After the announcement, Randy Kron, Indiana Farm Bureau president, released the following statement to the media.
“While this $12 billion in agricultural assistance will provide temporary relief to Hoosier farmers, the importance of trade and open markets is essential to supporting our farmers’ bottom-line. Farm income has dropped about 50 percent over the last five years. Recent drops in corn, soybean and pork prices compound the real dollars lost to Indiana farmers, their families, rural communities and our state’s economy,” said Kron. “The administration’s announcement of the assistance package is confirmation that our concerns have been heard but there is still work to do. We will continue to express the importance of reliable trade agreements to Indiana’s representatives in Congress.”
The press release issued by USDA expanded on the three programs that will be used to assist farmers:
- The Market Facilitation Program, authorized under the Commodity Credit Corporation (CCC) Charter Act and administered by Farm Service Agency, will provide payments incrementally to producers of soybeans, sorghum, corn, wheat, cotton, dairy and hogs. This support will help farmers manage disrupted markets, deal with surplus commodities and expand and develop new markets at home and abroad.

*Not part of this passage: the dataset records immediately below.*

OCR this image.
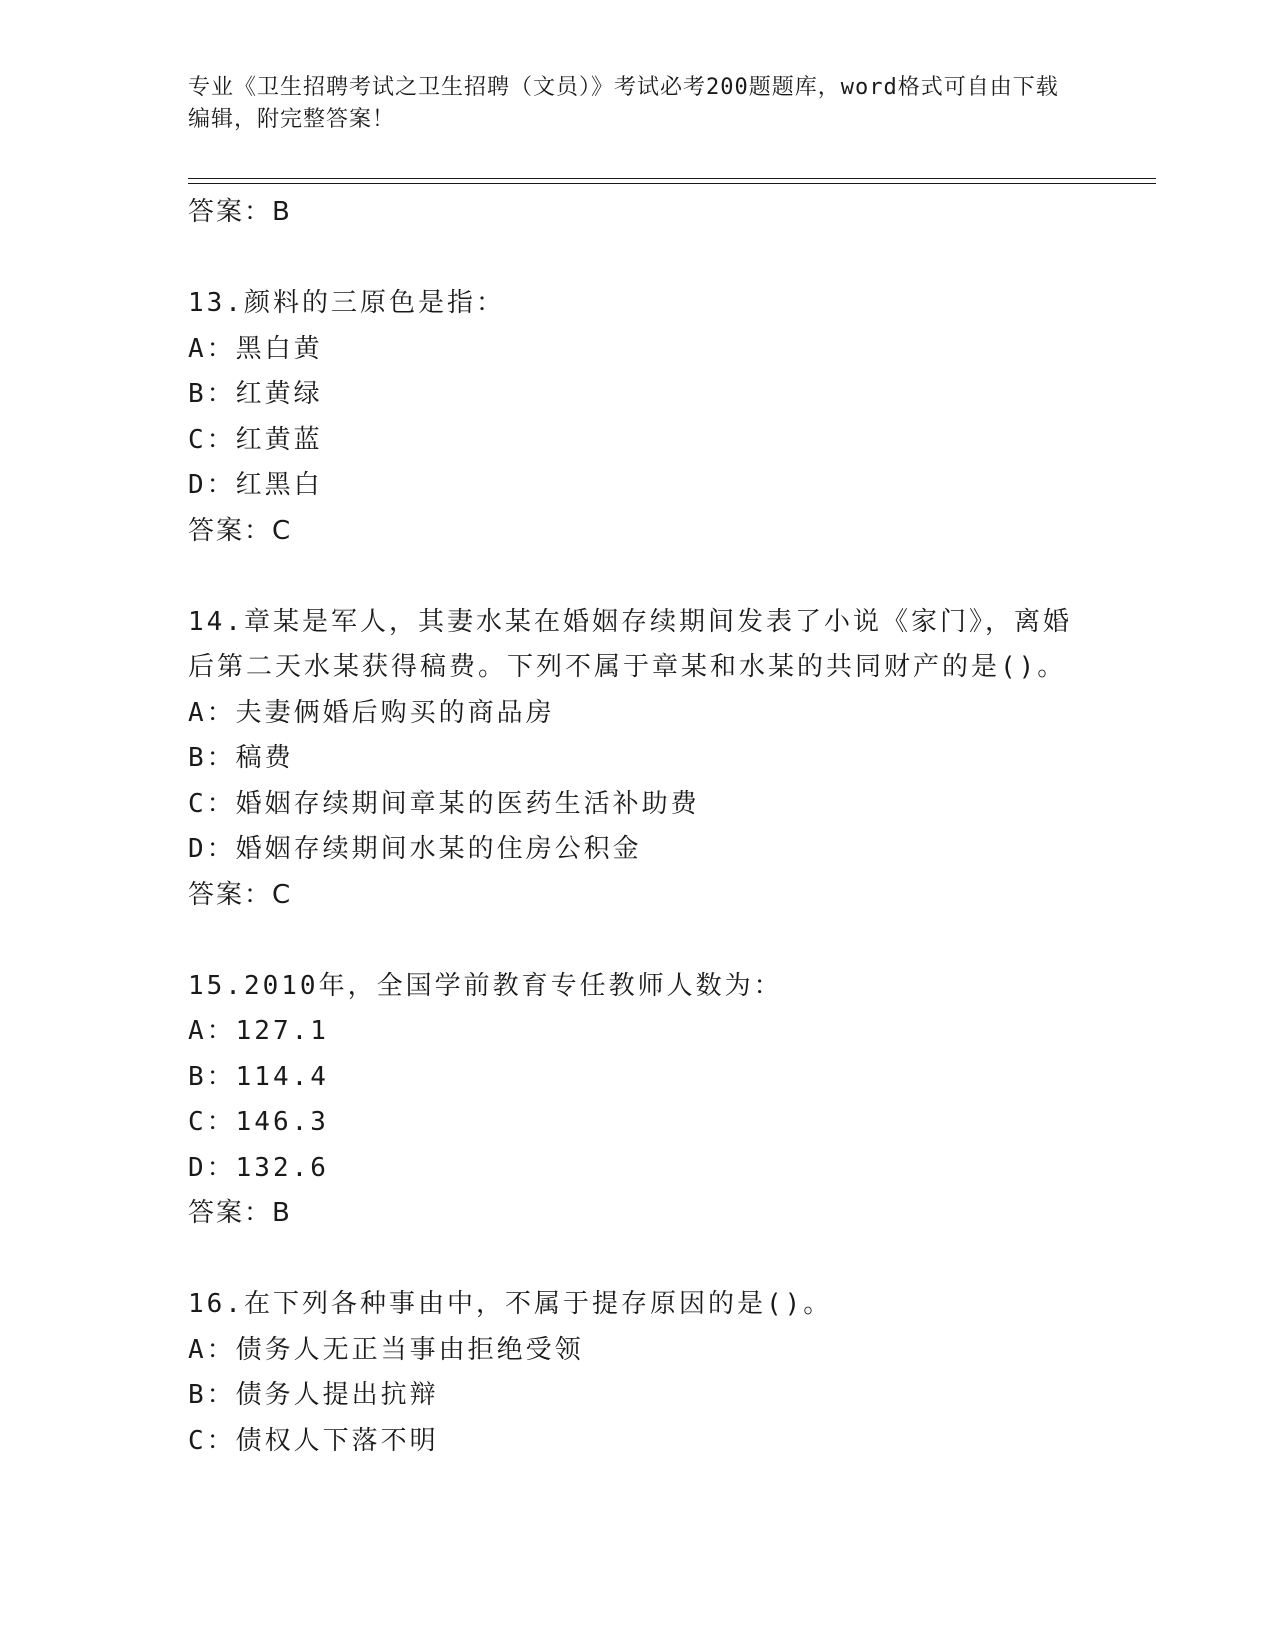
专业《卫生招聘考试之卫生招聘（文员）》考试必考200题题库，word格式可自由下载编辑，附完整答案！
答案：B
13.颜料的三原色是指：
A：黑白黄
B：红黄绿
C：红黄蓝
D：红黑白
答案：C
14.章某是军人，其妻水某在婚姻存续期间发表了小说《家门》，离婚
后第二天水某获得稿费。下列不属于章某和水某的共同财产的是()。
A：夫妻俩婚后购买的商品房
B：稿费
C：婚姻存续期间章某的医药生活补助费
D：婚姻存续期间水某的住房公积金
答案：C
15.2010年，全国学前教育专任教师人数为：
A：127.1
B：114.4
C：146.3
D：132.6
答案：B
16.在下列各种事由中，不属于提存原因的是()。
A：债务人无正当事由拒绝受领
B：债务人提出抗辩
C：债权人下落不明
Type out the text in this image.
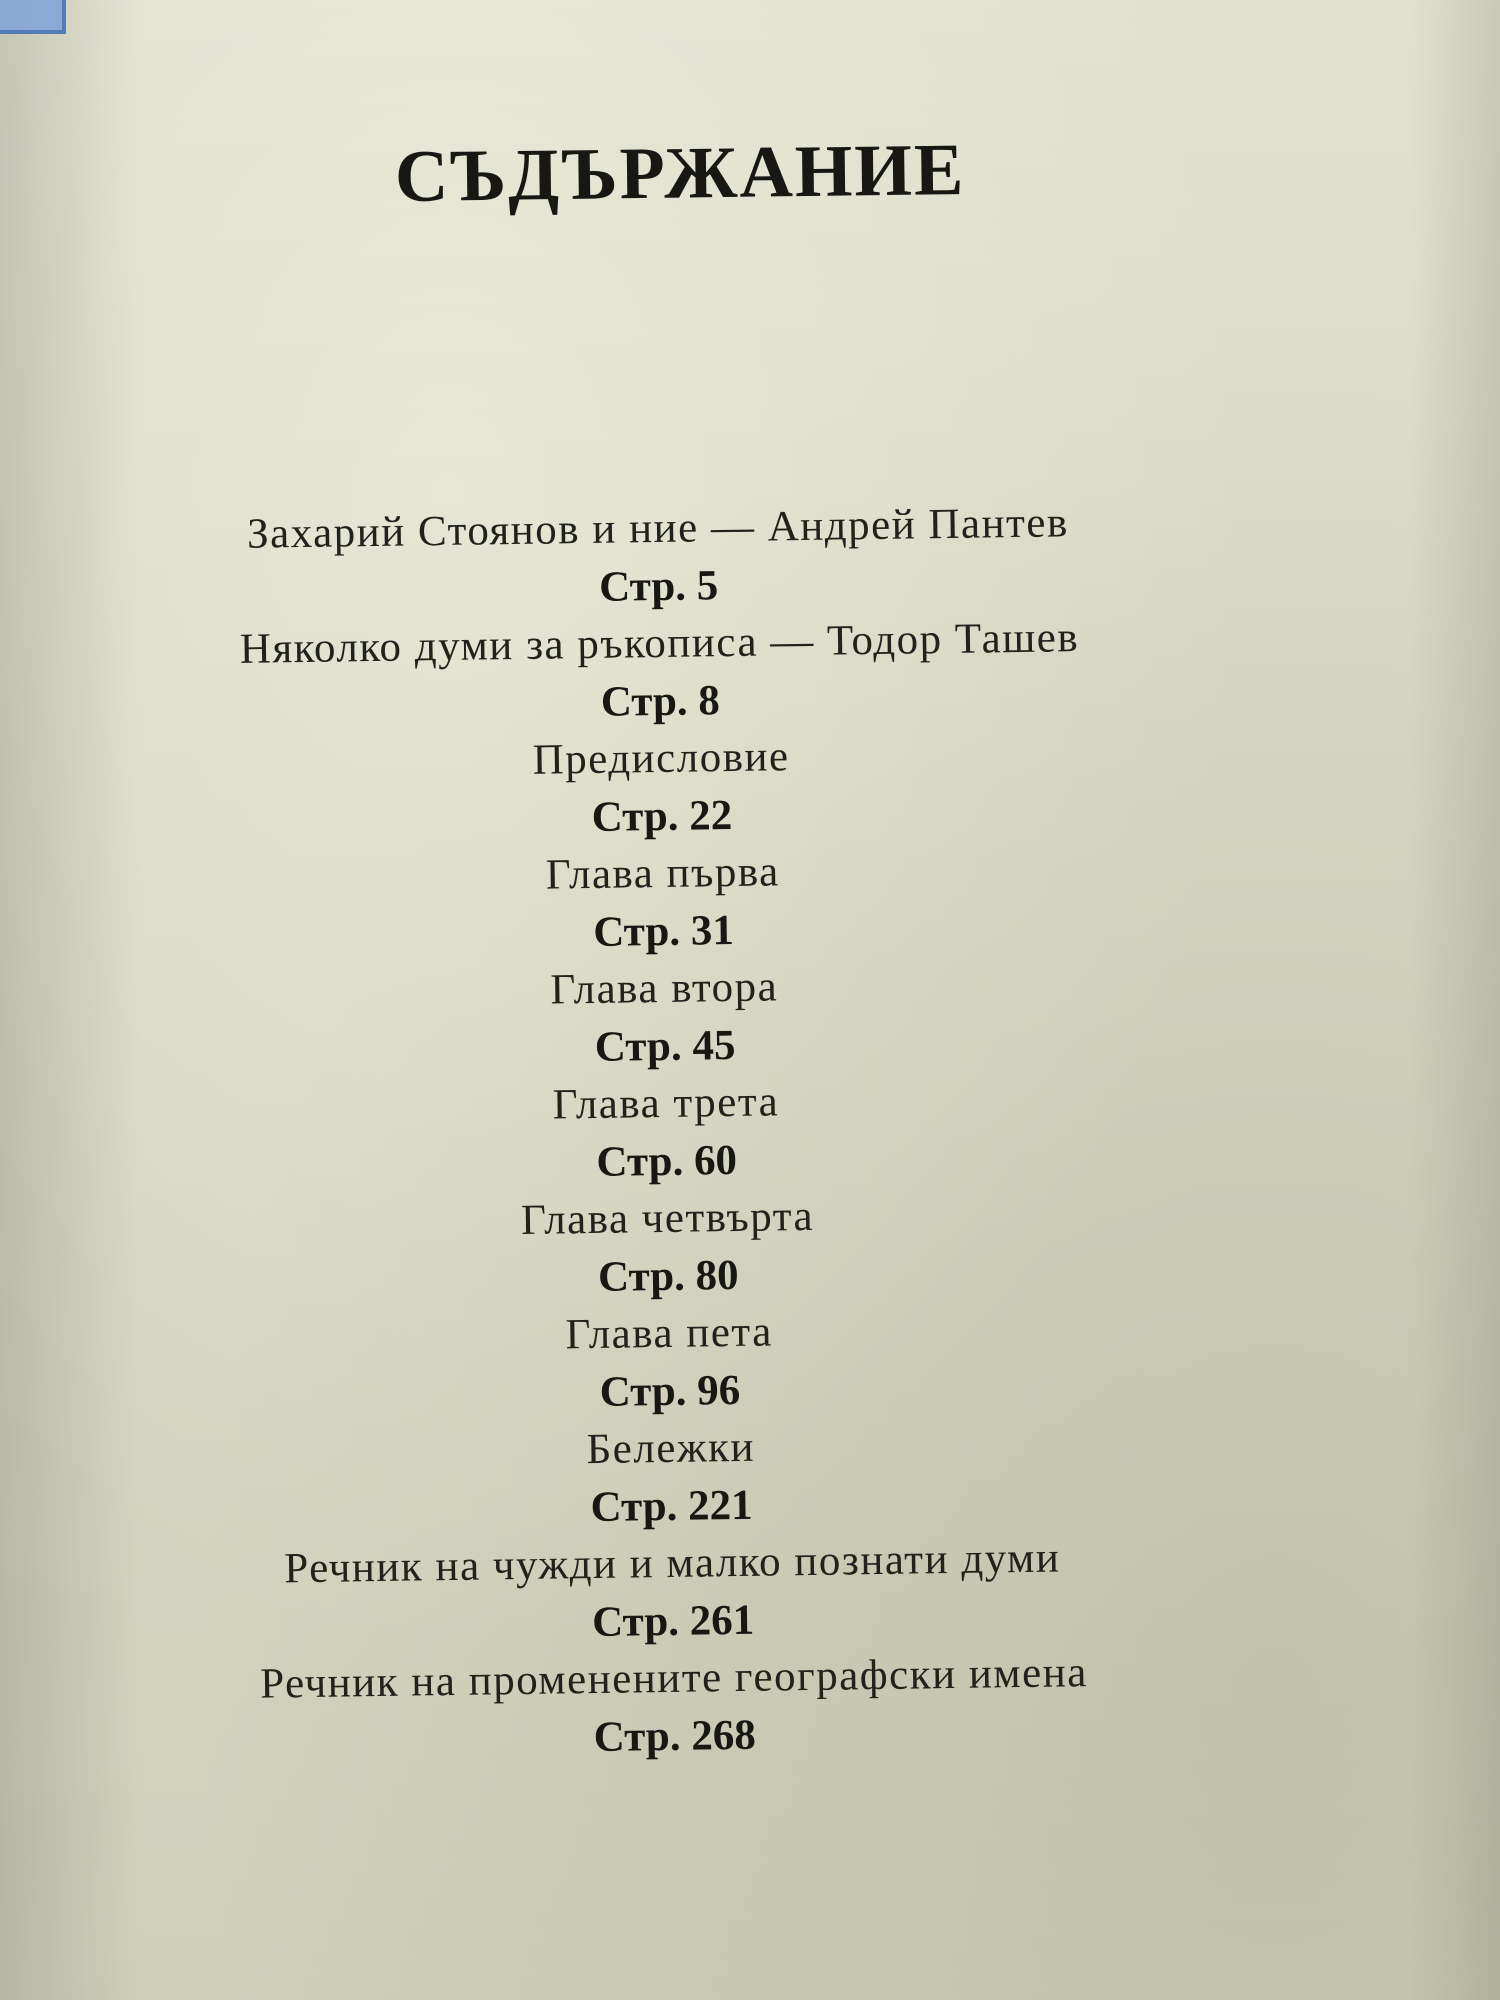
СЪДЪРЖАНИЕ
Захарий Стоянов и ние — Андрей Пантев
Стр. 5
Няколко думи за ръкописа — Тодор Ташев
Стр. 8
Предисловие
Стр. 22
Глава първа
Стр. 31
Глава втора
Стр. 45
Глава трета
Стр. 60
Глава четвърта
Стр. 80
Глава пета
Стр. 96
Бележки
Стр. 221
Речник на чужди и малко познати думи
Стр. 261
Речник на променените географски имена
Стр. 268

- Additionally, USDA will use the CCC Charter Act and other authorities to implement a Food Purchase and Distribution Program through the Agricultural Marketing Service to purchase unexpected surplus of affected commodities such as fruits, nuts, rice, legumes, beef, pork and milk for distribution to food banks and other nutrition programs.
- Finally, the CCC will use its Charter Act authority for a Trade Promotion Program administered by the Foreign Agriculture Service in conjunction with the private sector to assist in developing new export markets for our farm products.
The USDA aid program is scheduled to start on Sept. 4. However, as of The Hoosier Farmer’s deadline, no further details on the plan or instructions for farmer enrollment have been released by USDA. The INFB public policy team will continue to monitor the situation and report on it as developments occur.
“Since the USDA’s announcement, additional tariffs have been proposed by both the U.S. and China. If enacted, nearly every segment of American agriculture will be impacted,” Kron said. “This assistance package is a short-term fix to the long-term problem of disrupted trade markets. If the situation continues to escalate, Hoosier farm families will continue to suffer the consequences.”